These spring and summer volumes are releasing just in time to celebrate Calvin’s 500th birthday on July 10. Publishers Weekly provides these useful summaries.
Although famous for his theology, Calvin’s personal life remains veiled in darkness. Above all, the French-born reformer thought of himself as an instrument of God. Bruce Gordon’s magisterial biography Calvin (Yale Univ., July) sets the theologian in his 16th-century context and portrays Calvin as a prophet and an apostle whose genius lay in his ability to interpret the Bible and express a coherent, penetrating and lucid vision of God’s abiding love.
Calvin was so passionate in his calling to reform the Church and to reveal God’s majesty in the world to individuals that he spent every waking hour writing biblical commentaries, sermons and theological treatises. Plagued in later life by ill health brought on by overwork, he dictated his commentary on Joshua and his letters so that God would not find him idle, even in sickness. Drawing on that body of writings for John Calvin: Pilgrim and Pastor (Crossway, Apr.), Robert Godfrey, president of Westminster Seminary, portrays Calvin as a pastor and spiritual pilgrim who was always finding anew the apostolic Christianity expressed in the Bible.

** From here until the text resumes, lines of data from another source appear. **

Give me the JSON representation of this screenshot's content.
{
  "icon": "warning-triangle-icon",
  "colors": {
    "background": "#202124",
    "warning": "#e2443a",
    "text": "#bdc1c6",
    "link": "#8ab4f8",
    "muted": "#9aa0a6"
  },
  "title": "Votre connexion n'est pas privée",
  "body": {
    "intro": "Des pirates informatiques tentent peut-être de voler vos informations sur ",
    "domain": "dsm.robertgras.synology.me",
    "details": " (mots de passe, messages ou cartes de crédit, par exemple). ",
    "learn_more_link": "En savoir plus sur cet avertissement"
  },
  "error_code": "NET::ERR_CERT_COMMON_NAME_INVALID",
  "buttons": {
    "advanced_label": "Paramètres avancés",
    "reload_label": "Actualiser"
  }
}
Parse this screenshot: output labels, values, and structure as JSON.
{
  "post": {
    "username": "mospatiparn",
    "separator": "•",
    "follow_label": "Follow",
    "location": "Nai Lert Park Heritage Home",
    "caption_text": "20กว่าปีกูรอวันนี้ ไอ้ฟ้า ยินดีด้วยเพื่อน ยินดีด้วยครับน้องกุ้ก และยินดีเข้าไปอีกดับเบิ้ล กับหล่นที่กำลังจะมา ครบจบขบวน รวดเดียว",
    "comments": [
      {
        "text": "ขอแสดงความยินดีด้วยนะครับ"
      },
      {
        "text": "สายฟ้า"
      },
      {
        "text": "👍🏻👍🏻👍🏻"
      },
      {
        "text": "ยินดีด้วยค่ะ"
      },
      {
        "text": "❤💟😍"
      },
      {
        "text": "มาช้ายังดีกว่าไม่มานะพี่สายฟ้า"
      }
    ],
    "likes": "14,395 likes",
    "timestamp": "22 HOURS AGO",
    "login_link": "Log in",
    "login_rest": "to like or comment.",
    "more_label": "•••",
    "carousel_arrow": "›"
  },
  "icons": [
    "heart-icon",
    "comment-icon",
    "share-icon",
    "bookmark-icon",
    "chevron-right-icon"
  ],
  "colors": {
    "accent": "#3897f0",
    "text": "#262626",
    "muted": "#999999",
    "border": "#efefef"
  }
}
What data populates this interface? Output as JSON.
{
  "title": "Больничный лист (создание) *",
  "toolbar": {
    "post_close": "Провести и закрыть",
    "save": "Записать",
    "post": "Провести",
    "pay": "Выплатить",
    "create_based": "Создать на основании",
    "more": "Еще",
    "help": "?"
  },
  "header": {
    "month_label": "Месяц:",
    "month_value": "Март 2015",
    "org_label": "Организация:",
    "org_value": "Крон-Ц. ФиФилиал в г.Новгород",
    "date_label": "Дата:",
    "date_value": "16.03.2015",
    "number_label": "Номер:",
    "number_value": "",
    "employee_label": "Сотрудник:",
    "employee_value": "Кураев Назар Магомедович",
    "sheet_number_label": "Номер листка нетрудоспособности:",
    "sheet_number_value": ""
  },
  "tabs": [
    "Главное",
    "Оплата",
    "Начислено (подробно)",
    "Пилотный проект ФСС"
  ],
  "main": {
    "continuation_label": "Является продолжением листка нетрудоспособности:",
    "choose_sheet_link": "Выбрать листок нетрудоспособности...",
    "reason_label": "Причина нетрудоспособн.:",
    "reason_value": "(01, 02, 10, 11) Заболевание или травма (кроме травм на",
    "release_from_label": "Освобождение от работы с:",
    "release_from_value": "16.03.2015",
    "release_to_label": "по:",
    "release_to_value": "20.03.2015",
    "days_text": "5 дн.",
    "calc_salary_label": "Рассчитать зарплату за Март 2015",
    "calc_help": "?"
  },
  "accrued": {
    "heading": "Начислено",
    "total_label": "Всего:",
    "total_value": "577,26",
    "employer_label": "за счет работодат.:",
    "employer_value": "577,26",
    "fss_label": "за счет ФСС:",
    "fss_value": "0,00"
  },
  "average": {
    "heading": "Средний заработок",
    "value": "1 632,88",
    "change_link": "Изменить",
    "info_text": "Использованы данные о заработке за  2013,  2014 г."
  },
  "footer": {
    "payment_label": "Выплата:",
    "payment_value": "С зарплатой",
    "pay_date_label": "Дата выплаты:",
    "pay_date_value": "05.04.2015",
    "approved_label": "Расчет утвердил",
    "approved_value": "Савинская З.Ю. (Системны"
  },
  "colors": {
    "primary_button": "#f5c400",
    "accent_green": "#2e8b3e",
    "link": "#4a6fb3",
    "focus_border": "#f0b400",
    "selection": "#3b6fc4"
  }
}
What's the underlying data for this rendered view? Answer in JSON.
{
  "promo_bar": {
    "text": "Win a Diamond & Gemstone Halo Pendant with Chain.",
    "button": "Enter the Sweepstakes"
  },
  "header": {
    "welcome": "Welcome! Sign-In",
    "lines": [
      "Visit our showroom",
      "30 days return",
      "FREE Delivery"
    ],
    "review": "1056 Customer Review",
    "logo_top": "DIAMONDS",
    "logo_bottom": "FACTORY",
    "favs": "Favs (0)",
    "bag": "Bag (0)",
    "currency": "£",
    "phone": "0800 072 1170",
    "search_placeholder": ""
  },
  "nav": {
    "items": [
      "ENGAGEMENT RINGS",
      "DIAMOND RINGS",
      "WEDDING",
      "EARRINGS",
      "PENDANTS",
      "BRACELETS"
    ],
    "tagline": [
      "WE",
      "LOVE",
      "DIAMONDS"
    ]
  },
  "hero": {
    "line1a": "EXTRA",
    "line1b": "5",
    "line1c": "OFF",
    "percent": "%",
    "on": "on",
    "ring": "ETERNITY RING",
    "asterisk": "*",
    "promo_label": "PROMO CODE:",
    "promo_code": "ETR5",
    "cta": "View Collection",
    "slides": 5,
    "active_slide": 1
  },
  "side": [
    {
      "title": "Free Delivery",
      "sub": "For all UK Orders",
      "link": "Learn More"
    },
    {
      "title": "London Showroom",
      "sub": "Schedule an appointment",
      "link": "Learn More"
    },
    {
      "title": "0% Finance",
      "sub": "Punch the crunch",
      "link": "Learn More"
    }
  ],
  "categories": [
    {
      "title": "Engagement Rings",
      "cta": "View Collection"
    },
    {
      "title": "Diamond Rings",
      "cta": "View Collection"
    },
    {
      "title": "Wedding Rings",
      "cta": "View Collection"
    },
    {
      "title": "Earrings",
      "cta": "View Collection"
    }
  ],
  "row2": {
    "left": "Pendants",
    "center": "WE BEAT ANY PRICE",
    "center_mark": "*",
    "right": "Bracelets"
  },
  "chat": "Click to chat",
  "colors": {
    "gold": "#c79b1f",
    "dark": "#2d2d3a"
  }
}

Biblical scholar and critical theorist Roland Boer provocatively offers up a new view of Calvin, one who has as much in common with Karl Marx as with Karl Barth. In Political Grace: The Revolutionary Theology of John Calvin (Westminster John Knox, July), Boer challenges traditional readings of Calvin as a political conservative by arguing that Calvin let a radical political cat out of the theological bag only to try his hardest to push it back in and tie it up again.
Does Calvin have anything to say to contemporary audiences? Princeton Seminary professor William Stacy Johnson provides a Calvin for our day in his graceful little study guide, John Calvin: Reformer for the 21st Century (Westminster John Knox, June) As Johnson points out in his book, which includes discussion questions, Calvin would want believers today to remain true to the God to whom he was ever seeking to bear witness.